Thursday, April 17, 2008

Reality is just a starting point

O'Nolan's liquid sense of reality, so helpful in his writing, was mirrored to an unfortunate degree in his own life, where he was prone to damaging confusions. Just as de Selby suffers from an inability to distinguish between men and women, O'Nolan suffered from an inability to distinguish between fame and artistic success (he moaned, not entirely facetiously, "Gone With the Wind keeps me awake at night sometimes -- I mean, the quantity of potatoes earned by the talented lady novelist"). The limited impact of At Swim-Two-Birds led O'Nolan to dismiss it as a "bum book," and when The Third Policeman failed to find a home (too "fantastic," in the judgment of his publisher), he concluded that this book, too, was worthless. Rather than be humiliated in the eyes of Dublin, O'Nolan took to claiming that the manuscript had been lost (variously, in a tramcar, a hotel, a train). It hadn't. It was published posthumously in 1967 and gained, in addition to canonical status, a small if peculiarly intense following. Rather bizarrely, the novel recently found a substantial new audience after a paperback copy made a two-second appearance on the cult TV drama Lost.

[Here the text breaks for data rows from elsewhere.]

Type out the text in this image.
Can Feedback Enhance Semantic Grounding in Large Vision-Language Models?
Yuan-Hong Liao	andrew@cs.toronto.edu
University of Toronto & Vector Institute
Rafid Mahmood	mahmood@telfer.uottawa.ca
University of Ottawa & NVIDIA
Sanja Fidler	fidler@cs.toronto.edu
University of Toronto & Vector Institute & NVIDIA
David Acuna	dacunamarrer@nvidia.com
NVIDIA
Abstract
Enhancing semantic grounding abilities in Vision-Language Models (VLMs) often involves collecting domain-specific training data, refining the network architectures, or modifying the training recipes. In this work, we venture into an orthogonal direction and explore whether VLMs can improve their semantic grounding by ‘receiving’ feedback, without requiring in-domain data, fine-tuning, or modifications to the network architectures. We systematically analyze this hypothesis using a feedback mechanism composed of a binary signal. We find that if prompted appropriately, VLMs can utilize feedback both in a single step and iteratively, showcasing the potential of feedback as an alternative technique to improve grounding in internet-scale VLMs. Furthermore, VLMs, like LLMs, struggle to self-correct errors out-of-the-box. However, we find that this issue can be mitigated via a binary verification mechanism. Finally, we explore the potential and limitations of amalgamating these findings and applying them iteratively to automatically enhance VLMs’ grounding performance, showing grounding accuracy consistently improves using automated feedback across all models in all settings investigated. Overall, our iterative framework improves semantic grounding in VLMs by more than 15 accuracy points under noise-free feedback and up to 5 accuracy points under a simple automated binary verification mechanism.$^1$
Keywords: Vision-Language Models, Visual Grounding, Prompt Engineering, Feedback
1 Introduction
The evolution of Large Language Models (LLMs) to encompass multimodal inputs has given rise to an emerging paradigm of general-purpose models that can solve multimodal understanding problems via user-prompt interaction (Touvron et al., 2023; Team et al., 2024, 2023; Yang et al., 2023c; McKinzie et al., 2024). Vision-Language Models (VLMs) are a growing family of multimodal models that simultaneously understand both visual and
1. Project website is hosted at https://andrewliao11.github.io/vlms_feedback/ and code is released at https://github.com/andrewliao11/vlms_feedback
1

Brian O'Nolan would have appreciated this kind of success. He referred to The Third Policeman (and to his other fiction) as stuff written to make you laugh. He would have regarded it as terrible pose to place the book somewhere between the pataphysics of Alfred Jarry (the scientist of imaginary solutions) and the metaphysics of Martin Heidegger (the analyst of the hermeneutics of facticity). A Catholic and, in the persona of Myles na Gopaleen, an enemy of pretension and cant, he undermined most claims to importance -- his own most assiduously of all. This creates a Flann O'Brien -- worthy conundrum: How can we credit him with being a literary or philosophical radical if he had no intention of being one?